M-DISC, at a guess. The media would last long enough at least for grandkids, who will have bigger things to worry about.

[–] thejml@lemm.ee 10 points 2 months ago (1 children)

Don’t forget, you also need drives that work that long and connect to computers or some other device to utilize the bits, and the bus they use must be available and working, and the disk format they’re written in must be readable, and the images themselves encoded with an algorithm that we still have access to, etc. it’s not just the media.

I think it’s possible, thanks to the retro enthusiasts, we still have access to some things from the 70s and 80s, but they’re getting fewer and fewer, especially in a working state.
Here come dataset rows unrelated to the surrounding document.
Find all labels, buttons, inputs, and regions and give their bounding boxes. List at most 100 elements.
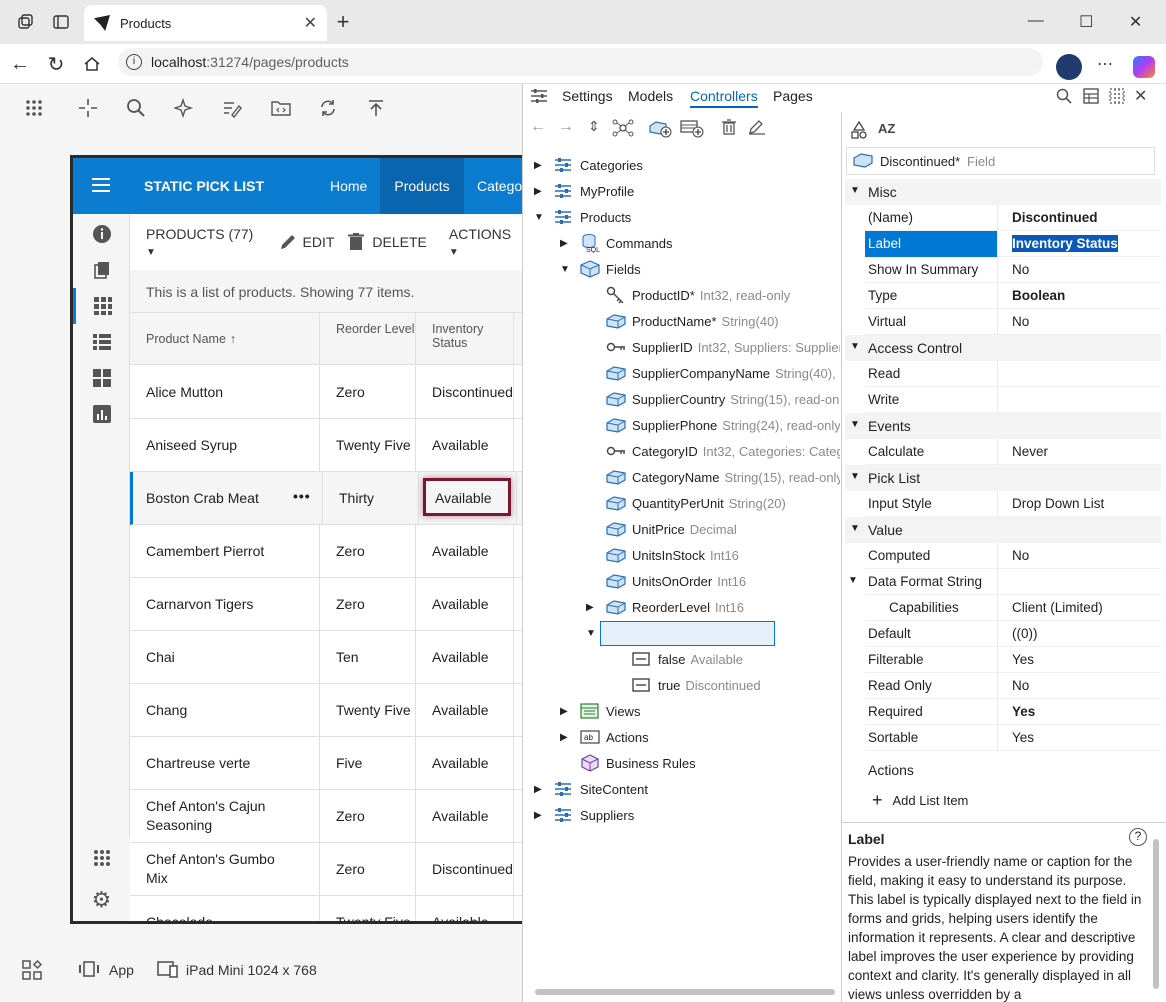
tree-node[interactable]: ▶ ReorderLevel Int16 — [586, 594, 744, 620]
cell-product-name[interactable]: Carnarvon Tigers — [130, 578, 320, 630]
column-header-inventory-status[interactable]: Inventory Status — [416, 313, 514, 365]
property-row[interactable]: Virtual No — [865, 309, 1161, 335]
property-row[interactable]: Type Boolean — [865, 283, 1161, 309]
sparkle-icon[interactable] — [174, 98, 194, 118]
property-row[interactable]: Read — [865, 361, 1161, 387]
cell-reorder-level[interactable]: Five — [320, 737, 416, 789]
property-row[interactable]: (Name) Discontinued — [865, 205, 1161, 231]
table-row[interactable]: Boston Crab Meat Thirty Available ••• — [130, 472, 522, 525]
cell-inventory-status[interactable]: Available — [416, 578, 514, 630]
tab-close-icon[interactable]: ✕ — [304, 13, 317, 33]
property-value[interactable]: ((0)) — [1012, 626, 1038, 641]
cell-product-name[interactable]: Chang — [130, 684, 320, 736]
cell-inventory-status[interactable]: Available — [416, 737, 514, 789]
hamburger-menu-icon[interactable] — [91, 177, 111, 193]
cell-inventory-status[interactable]: Available — [416, 790, 514, 842]
cell-product-name[interactable]: Chai — [130, 631, 320, 683]
cell-reorder-level[interactable]: Zero — [320, 578, 416, 630]
copy-icon[interactable] — [73, 252, 130, 288]
delete-button[interactable]: DELETE — [348, 233, 427, 251]
workspaces-icon[interactable] — [10, 6, 42, 38]
property-row[interactable]: Computed No — [865, 543, 1161, 569]
property-value[interactable]: Yes — [1012, 704, 1035, 719]
table-row[interactable]: Chartreuse verte Five Available — [130, 737, 522, 790]
app-mode-icon[interactable] — [78, 960, 100, 978]
more-apps-icon[interactable] — [73, 840, 130, 876]
property-row[interactable]: ▼ Data Format String — [848, 569, 1161, 595]
inspect-grid-icon[interactable] — [22, 960, 42, 980]
property-value[interactable]: Drop Down List — [1012, 496, 1104, 511]
property-row[interactable]: Read Only No — [865, 673, 1161, 699]
table-row[interactable]: Chocolade Twenty Five Available — [130, 896, 522, 921]
more-menu-icon[interactable]: ⋯ — [1089, 48, 1121, 80]
expand-icon[interactable]: ▶ — [560, 238, 576, 249]
cell-reorder-level[interactable]: Ten — [320, 631, 416, 683]
cell-reorder-level[interactable]: Thirty — [323, 472, 419, 524]
device-icon[interactable] — [157, 960, 179, 978]
cell-inventory-status[interactable]: Available — [416, 684, 514, 736]
help-scrollbar[interactable] — [1153, 839, 1159, 989]
layout-icon[interactable] — [1083, 88, 1099, 104]
property-row[interactable]: Calculate Never — [865, 439, 1161, 465]
property-value[interactable]: No — [1012, 548, 1029, 563]
property-row[interactable]: Capabilities Client (Limited) — [865, 595, 1161, 621]
tree-node[interactable]: SupplierID Int32, Suppliers: Supplier — [586, 334, 840, 360]
cards-view-icon[interactable] — [73, 360, 130, 396]
info-icon[interactable] — [73, 216, 130, 252]
chart-view-icon[interactable] — [73, 396, 130, 432]
property-row[interactable]: Label Inventory Status — [865, 231, 1161, 257]
cell-inventory-status[interactable]: Available — [416, 419, 514, 471]
column-header-reorder-level[interactable]: Reorder Level — [320, 313, 416, 365]
table-row[interactable]: Alice Mutton Zero Discontinued — [130, 366, 522, 419]
app-mode-label[interactable]: App — [109, 962, 134, 978]
table-row[interactable]: Aniseed Syrup Twenty Five Available — [130, 419, 522, 472]
refresh-icon[interactable]: ↻ — [40, 48, 72, 80]
property-category[interactable]: ▼ Access Control — [845, 335, 1161, 361]
cell-inventory-status[interactable]: Discontinued — [416, 843, 514, 895]
designer-search-icon[interactable] — [1056, 88, 1072, 104]
list-view-icon[interactable] — [73, 324, 130, 360]
tree-node[interactable]: false Available — [612, 646, 743, 672]
tab-actions-icon[interactable] — [45, 6, 77, 38]
home-icon[interactable] — [76, 48, 108, 80]
tree-node[interactable]: ▶ Suppliers — [534, 802, 634, 828]
sync-icon[interactable] — [318, 98, 338, 118]
collapse-icon[interactable]: ▼ — [850, 341, 860, 352]
table-row[interactable]: Camembert Pierrot Zero Available — [130, 525, 522, 578]
property-category[interactable]: ▼ Value — [845, 517, 1161, 543]
tree-node[interactable]: ▼ Products — [534, 204, 631, 230]
cell-product-name[interactable]: Chartreuse verte — [130, 737, 320, 789]
property-row[interactable]: Sortable Yes — [865, 725, 1161, 751]
tree-node[interactable]: ProductName* String(40) — [586, 308, 779, 334]
site-info-icon[interactable]: i — [126, 54, 142, 70]
tree-horizontal-scrollbar[interactable] — [535, 989, 835, 995]
collapse-icon[interactable]: ▼ — [848, 575, 858, 586]
help-icon[interactable]: ? — [1129, 828, 1147, 846]
table-row[interactable]: Chef Anton's Cajun Seasoning Zero Availabl… — [130, 790, 522, 843]
tree-node[interactable]: true Discontinued — [612, 672, 761, 698]
property-value[interactable]: Boolean — [1012, 288, 1065, 303]
cell-inventory-status[interactable]: Available — [416, 525, 514, 577]
tree-node[interactable]: UnitPrice Decimal — [586, 516, 737, 542]
settings-gear-icon[interactable]: ⚙ — [73, 882, 130, 918]
property-row[interactable]: Default ((0)) — [865, 621, 1161, 647]
cell-inventory-status[interactable]: Discontinued — [416, 366, 514, 418]
expand-icon[interactable]: ▶ — [534, 810, 550, 821]
property-value[interactable]: No — [1012, 314, 1029, 329]
cell-product-name[interactable]: Chef Anton's Cajun Seasoning — [130, 790, 320, 842]
row-more-icon[interactable]: ••• — [293, 488, 311, 504]
table-row[interactable]: Carnarvon Tigers Zero Available — [130, 578, 522, 631]
tree-node[interactable]: ▶ Views — [560, 698, 640, 724]
expand-icon[interactable]: ▶ — [534, 784, 550, 795]
search-icon[interactable] — [126, 98, 146, 118]
select-grid-icon[interactable] — [1109, 88, 1125, 104]
expand-icon[interactable]: ▶ — [560, 706, 576, 717]
tree-node[interactable]: CategoryName String(15), read-only — [586, 464, 840, 490]
edit-list-icon[interactable] — [222, 98, 242, 118]
expand-icon[interactable]: ▶ — [560, 732, 576, 743]
property-row[interactable]: Filterable Yes — [865, 647, 1161, 673]
cell-product-name[interactable]: Chocolade — [130, 896, 320, 921]
categorized-sort-icon[interactable] — [850, 120, 868, 140]
property-value[interactable]: Client (Limited) — [1012, 600, 1103, 615]
collapse-icon[interactable]: ▼ — [534, 212, 550, 223]
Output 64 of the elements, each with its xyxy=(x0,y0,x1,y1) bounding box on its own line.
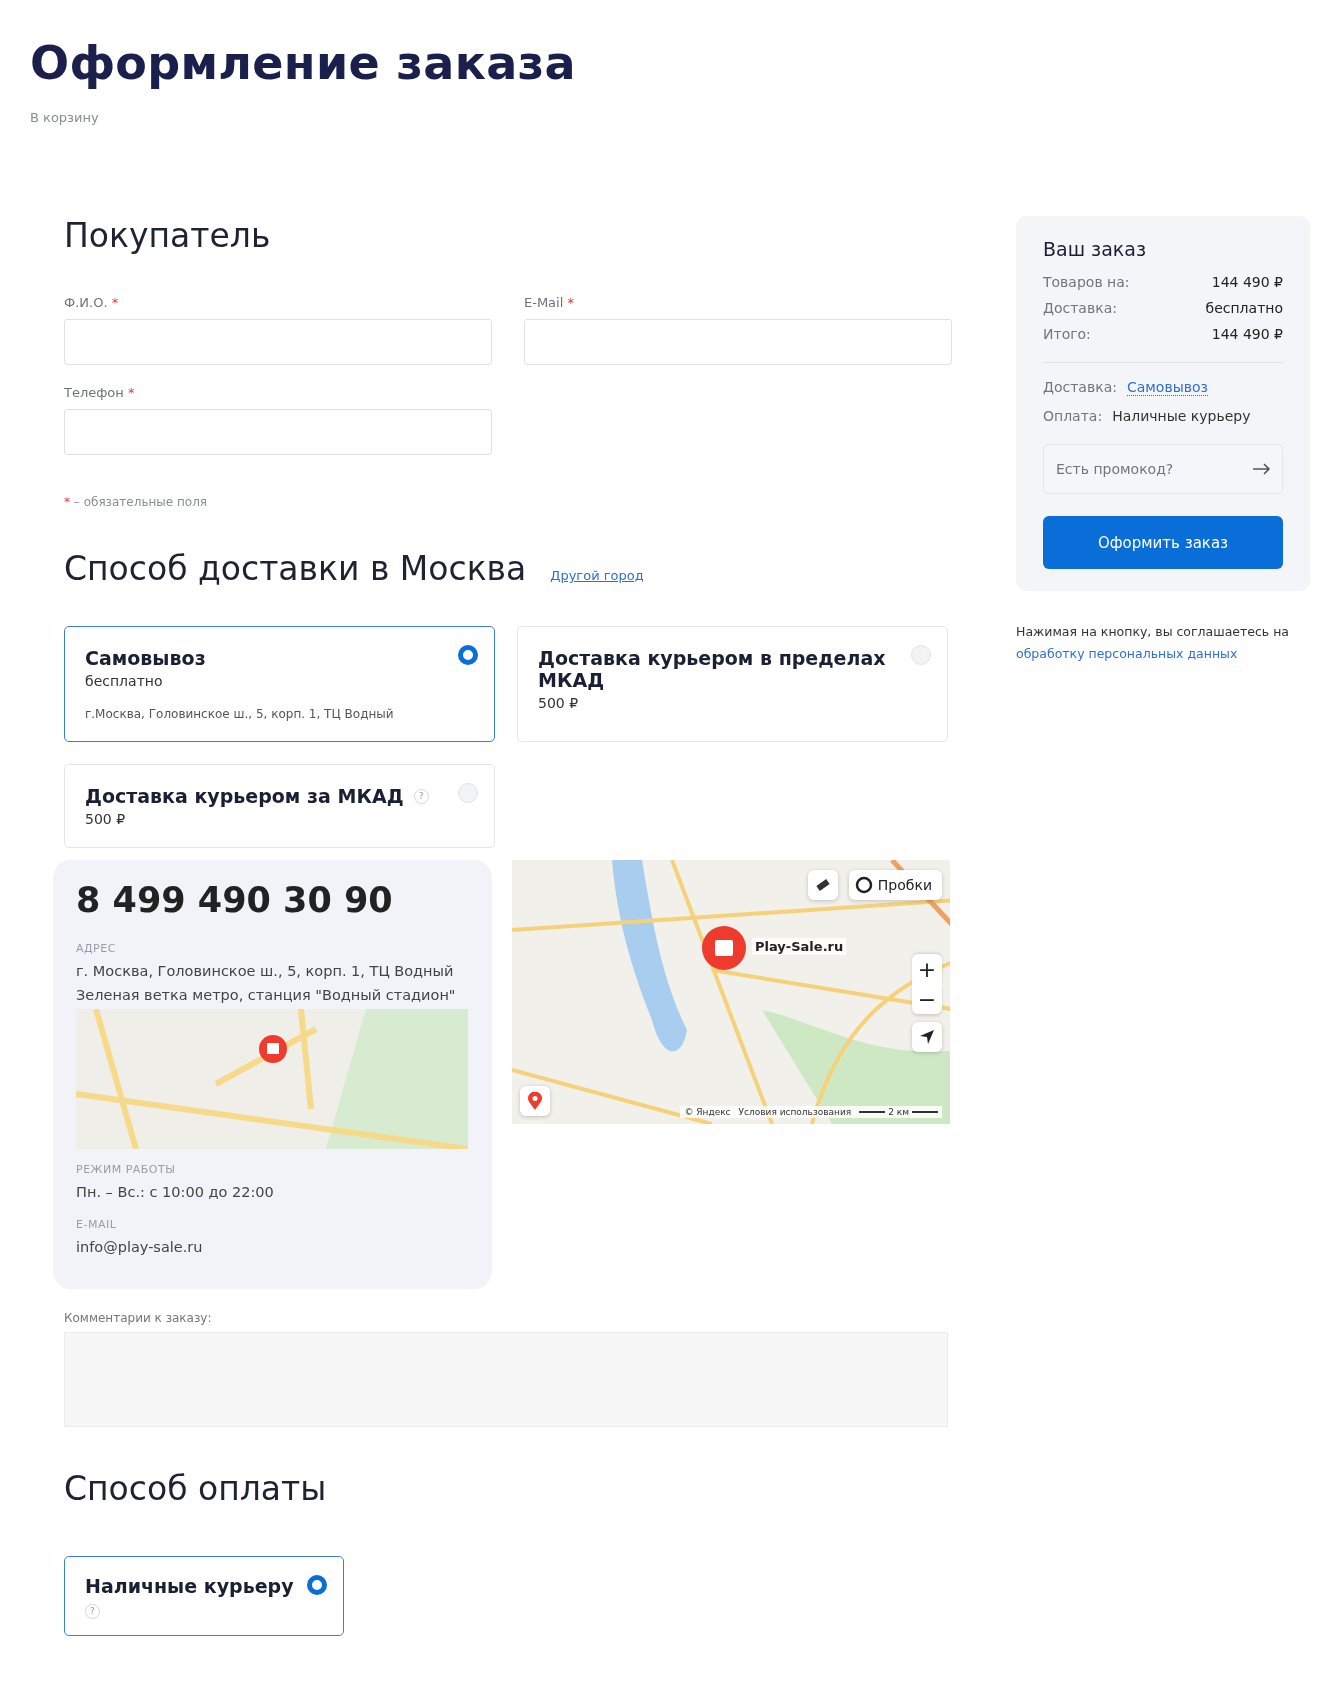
option-title: Доставка курьером за МКАД xyxy=(85,785,404,807)
location-button[interactable] xyxy=(912,1022,942,1052)
field-label: Ф.И.О. * xyxy=(64,295,120,310)
summary-value: 144 490 ₽ xyxy=(1211,274,1283,290)
input-field[interactable] xyxy=(64,319,492,365)
required-note: * – обязательные поля xyxy=(64,495,209,509)
option-price: 500 ₽ xyxy=(85,811,127,827)
terms-link[interactable]: Условия использования xyxy=(738,1107,852,1117)
metro-text: Зеленая ветка метро, станция "Водный стадион" xyxy=(76,986,457,1005)
zoom-out-button[interactable]: − xyxy=(912,984,942,1014)
summary-value: 144 490 ₽ xyxy=(1211,326,1283,342)
address-text: г. Москва, Головинское ш., 5, корп. 1, ТЦ Водный xyxy=(76,962,455,981)
hours-text: Пн. – Вс.: с 10:00 до 22:00 xyxy=(76,1183,275,1202)
summary-label: Доставка: xyxy=(1043,379,1117,396)
map-pin-icon xyxy=(702,926,746,970)
radio-button[interactable] xyxy=(458,645,478,665)
field-label: Комментарии к заказу: xyxy=(64,1311,213,1325)
option-title: Доставка курьером в пределах МКАД xyxy=(538,647,887,691)
option-title: Самовывоз xyxy=(85,647,206,669)
zoom-in-button[interactable]: + xyxy=(912,954,942,984)
section-heading: Способ оплаты xyxy=(64,1469,328,1508)
map-pin-button[interactable] xyxy=(520,1086,550,1116)
radio-button[interactable] xyxy=(307,1575,327,1595)
option-address: г.Москва, Головинское ш., 5, корп. 1, ТЦ Водный xyxy=(85,707,395,721)
ruler-button[interactable] xyxy=(808,870,838,900)
phone-number: 8 499 490 30 90 xyxy=(76,880,394,920)
delivery-option-card[interactable]: Самовывоз бесплатно г.Москва, Головинское ш., 5, корп. 1, ТЦ Водный xyxy=(64,626,495,742)
summary-label: Доставка: xyxy=(1043,300,1117,316)
info-label: РЕЖИМ РАБОТЫ xyxy=(76,1163,177,1176)
summary-label: Оплата: xyxy=(1043,408,1103,424)
option-title: Наличные курьеру xyxy=(85,1575,294,1597)
summary-value: Наличные курьеру xyxy=(1112,408,1251,424)
traffic-button[interactable]: Пробки xyxy=(848,870,942,900)
summary-value: бесплатно xyxy=(1205,300,1283,316)
input-field[interactable] xyxy=(524,319,952,365)
section-heading: Способ доставки в Москва xyxy=(64,549,527,588)
ring-icon xyxy=(854,876,873,894)
navigation-arrow-icon xyxy=(919,1029,935,1045)
input-field[interactable] xyxy=(64,409,492,455)
payment-option-card[interactable]: Наличные курьеру ? xyxy=(64,1556,344,1636)
option-price: 500 ₽ xyxy=(538,695,580,711)
section-heading: Покупатель xyxy=(64,216,272,255)
summary-heading: Ваш заказ xyxy=(1043,238,1148,260)
option-price: бесплатно xyxy=(85,673,164,689)
info-label: АДРЕС xyxy=(76,942,117,955)
field-label: Телефон * xyxy=(64,385,136,400)
email-text: info@play-sale.ru xyxy=(76,1238,204,1257)
summary-label: Итого: xyxy=(1043,326,1091,342)
privacy-link[interactable]: обработку персональных данных xyxy=(1016,646,1238,661)
delivery-option-card[interactable]: Доставка курьером в пределах МКАД 500 ₽ xyxy=(517,626,948,742)
other-city-link[interactable]: Другой город xyxy=(550,568,644,583)
map-place-label: Play-Sale.ru xyxy=(752,938,847,955)
page-title: Оформление заказа xyxy=(30,36,577,90)
place-order-button[interactable]: Оформить заказ xyxy=(1043,516,1283,569)
arrow-right-icon[interactable] xyxy=(1253,463,1271,475)
map-scale: 2 км xyxy=(859,1107,938,1117)
map-pin-icon xyxy=(528,1092,542,1110)
map-copyright: © Яндекс xyxy=(684,1107,731,1117)
summary-label: Товаров на: xyxy=(1043,274,1130,290)
promo-code-field[interactable]: Есть промокод? xyxy=(1043,444,1283,494)
delivery-method-link[interactable]: Самовывоз xyxy=(1126,379,1208,396)
consent-text: Нажимая на кнопку, вы соглашаетесь на обработку персональных данных xyxy=(1016,623,1291,663)
info-label: E-MAIL xyxy=(76,1218,118,1231)
field-label: E-Mail * xyxy=(524,295,575,310)
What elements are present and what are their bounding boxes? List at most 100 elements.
That’s only 50yrs ago. What happens when you want to go 100? Or 500? A few thousand? We are familiar with journals from the Civil War, and have found items and notes from Egypt, Roman, and Ancient Greek civilizations, how can we preserve what happened in the currently information rich time we live in, for future generations? Especially as much of it migrates online to blog posts and social networks and news sites that eventually shut down due to corporate issues or shifting internet traffic?

[–] chiisana@lemmy.chiisana.net 0 points 2 months ago (1 children)

Upload it to the cloud and make it someone else’s problem to deal with keeping up with the physical medium changes. Then your descendants only have to worry about figuring out how to deal with an outdated file format they can no longer open… and even when they can finally open it, it’d be super low quality… just like how we have to squint really hard at videos from VCDs now days.

[–] thejml@lemm.ee 8 points 2 months ago (1 children)

There have been plenty of cloud services that have shut down and taken their data offline. And plenty of current ones deleted data after users have gone inactive. Or require constant payments to keep accounts active. Cloud, as it exits now, is not the answer to the archival question.

[–] chiisana@lemmy.chiisana.net 0 points 2 months ago (1 children)

You’ll be very hard pressed to find anything else that’d out last the day when all three of AWS, Azure and GCP shutdown and take their data offline.

I get it though, Lemmy doesn’t want to admit these services exist other than to dunk on them in the most anti-corporate fashion… so continue to pretend such is the case!

[–] thejml@lemm.ee 1 points 2 months ago (1 children)

They take your data down pretty quick when you die and stop paying for it. And as much as we all want to think AWS and GCP and Azure are sticking around forever there’s no reason at this time to believe they will be around in 100+ years.

[–] chiisana@lemmy.chiisana.net 1 points 2 months ago

If anyone is responsible to keep things around for 100+ years, they’d have a job to do… and even then, cloud providers will still make their life significantly easier than juggling a bunch of storage mediums that goes in and out of storage medium fashion.